En entrant ce soir-là au jardin, Julien était disposé à s’occuper des
idées des jolies cousines. Elles l’attendaient avec impatience. Il prit sa
place ordinaire, à côté de madame de Rênal. L’obscurité devint bientôt profonde. (métaphore) Il voulut prendre une main blanche que depuis longtemps il voyait près de lui, appuyée sur le dos d’une chaise. On hésita un peu, mais on finit par la lui retirer d’une façon qui marquait de l’humeur. Julien était disposé à se le tenir pour dit, et à continuer gaiement la conversation, quand il entendit M. de Rênal qui s’approchait. Julien avait encore dans l’oreille les paroles grossières du matin. Ne serait-ce pas, se dit-il, une façon de se moquer de cet être, si comblé de tous les avantages de la fortune, que de prendre possession de la main de sa femme, précisément en sa présence.
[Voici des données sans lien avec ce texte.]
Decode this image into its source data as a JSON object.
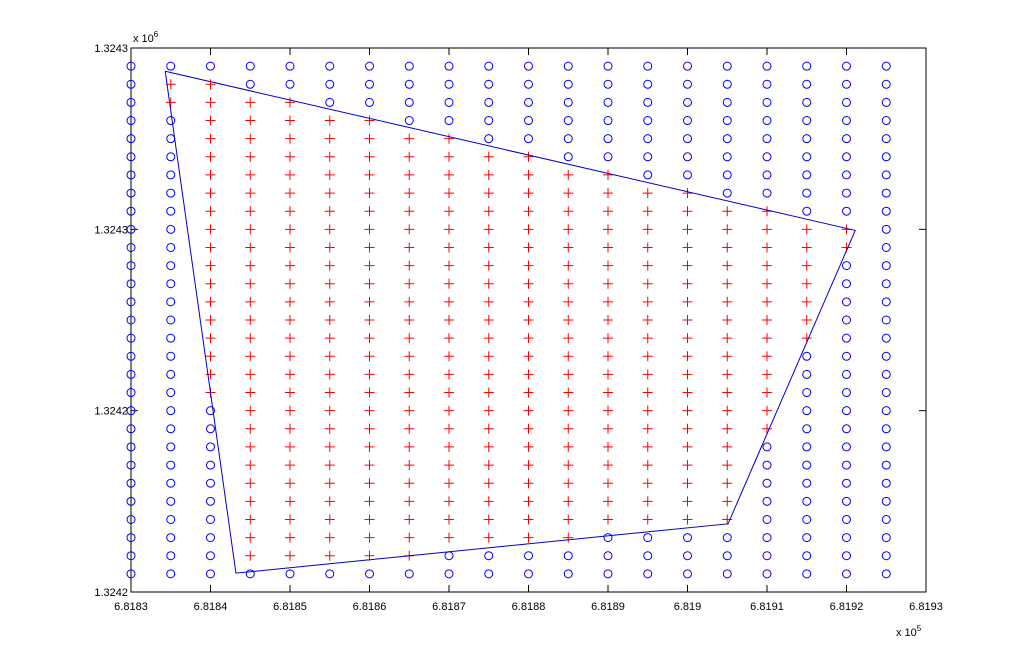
{
  "chart_data": {
    "type": "scatter",
    "grid_x": [
      681830,
      681835,
      681840,
      681845,
      681850,
      681855,
      681860,
      681865,
      681870,
      681875,
      681880,
      681885,
      681890,
      681895,
      681900,
      681905,
      681910,
      681915,
      681920,
      681925
    ],
    "grid_y": [
      1324205,
      1324210,
      1324215,
      1324220,
      1324225,
      1324230,
      1324235,
      1324240,
      1324245,
      1324250,
      1324255,
      1324260,
      1324265,
      1324270,
      1324275,
      1324280,
      1324285,
      1324290,
      1324295,
      1324300,
      1324305,
      1324310,
      1324315,
      1324320,
      1324325,
      1324330,
      1324335,
      1324340,
      1324345
    ],
    "polygon": {
      "color": "#0000cc",
      "x": [
        681834.3,
        681921.1,
        681905.1,
        681843.2,
        681834.3
      ],
      "y": [
        1324343.6,
        1324299.7,
        1324218.8,
        1324205.2,
        1324343.6
      ]
    },
    "inside_marker": {
      "marker": "+",
      "color": "#ff0000"
    },
    "outside_marker": {
      "marker": "o",
      "color": "#0000ff"
    },
    "xlim": [
      681830,
      681930
    ],
    "ylim": [
      1324200,
      1324350
    ],
    "xticks": [
      {
        "value": 681830,
        "label": "6.8183"
      },
      {
        "value": 681840,
        "label": "6.8184"
      },
      {
        "value": 681850,
        "label": "6.8185"
      },
      {
        "value": 681860,
        "label": "6.8186"
      },
      {
        "value": 681870,
        "label": "6.8187"
      },
      {
        "value": 681880,
        "label": "6.8188"
      },
      {
        "value": 681890,
        "label": "6.8189"
      },
      {
        "value": 681900,
        "label": "6.819"
      },
      {
        "value": 681910,
        "label": "6.8191"
      },
      {
        "value": 681920,
        "label": "6.8192"
      },
      {
        "value": 681930,
        "label": "6.8193"
      }
    ],
    "yticks": [
      {
        "value": 1324200,
        "label": "1.3242"
      },
      {
        "value": 1324250,
        "label": "1.3242"
      },
      {
        "value": 1324300,
        "label": "1.3243"
      },
      {
        "value": 1324350,
        "label": "1.3243"
      }
    ],
    "x_multiplier": {
      "text": "x 10",
      "exponent": 5
    },
    "y_multiplier": {
      "text": "x 10",
      "exponent": 6
    }
  }
}
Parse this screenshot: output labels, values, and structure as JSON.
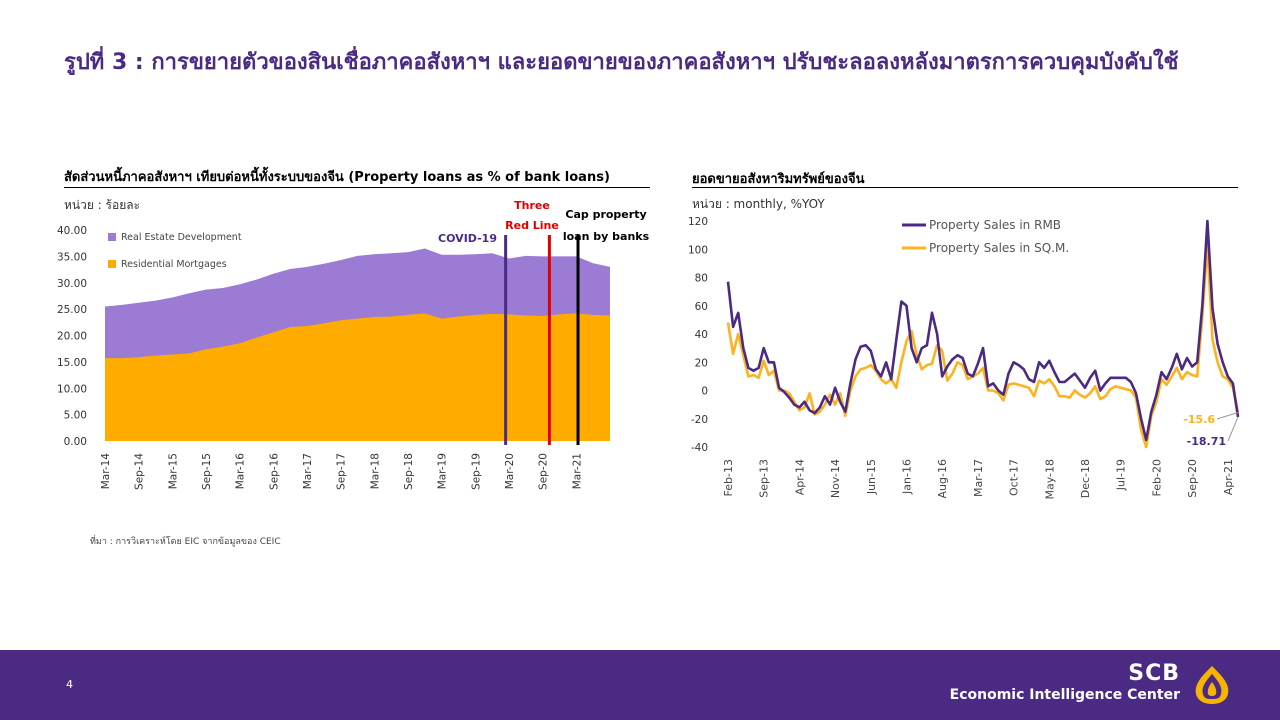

Oui, je le ferai, moi, pour qui il a témoigné tant de mépris. De ce moment, la tranquillité si peu naturelle au caractère de Julien, s’éloigna bien vite ; il désira avec anxiété, et sans pouvoir songer à rien autre chose, que madame de Rênal voulût bien lui laisser sa main. M. de Rênal parlait politique avec colère ; deux ou trois industriels de Verrières devenaient décidément plus riches que lui, et voulaient le contrarier dans les élections. Madame Derville l’écoutait. Julien irrité de ces discours approcha sa chaise de celle de madame de Rênal. L’obscurité cachait tous les mouvements. Il osa placer sa main très près du joli bras que la robe laissait à découvert. Il fut troublé, sa pensée ne fut plus à lui, il approcha sa joue de ce joli bras, il osa y appliquer ses lèvres. Madame de Rênal frémit. Son mari était à quatre pas, elle se hâta de donner sa main à Julien, et en même temps de le repousser un peu. Comme M. de Rênal continuait ses injures contre les gens de rien et les jacobins qui s’enrichissent, Julien couvrait la main qu’on lui avait laissée de baisers passionnés ou du moins qui semblaient tels à madame de Rênal.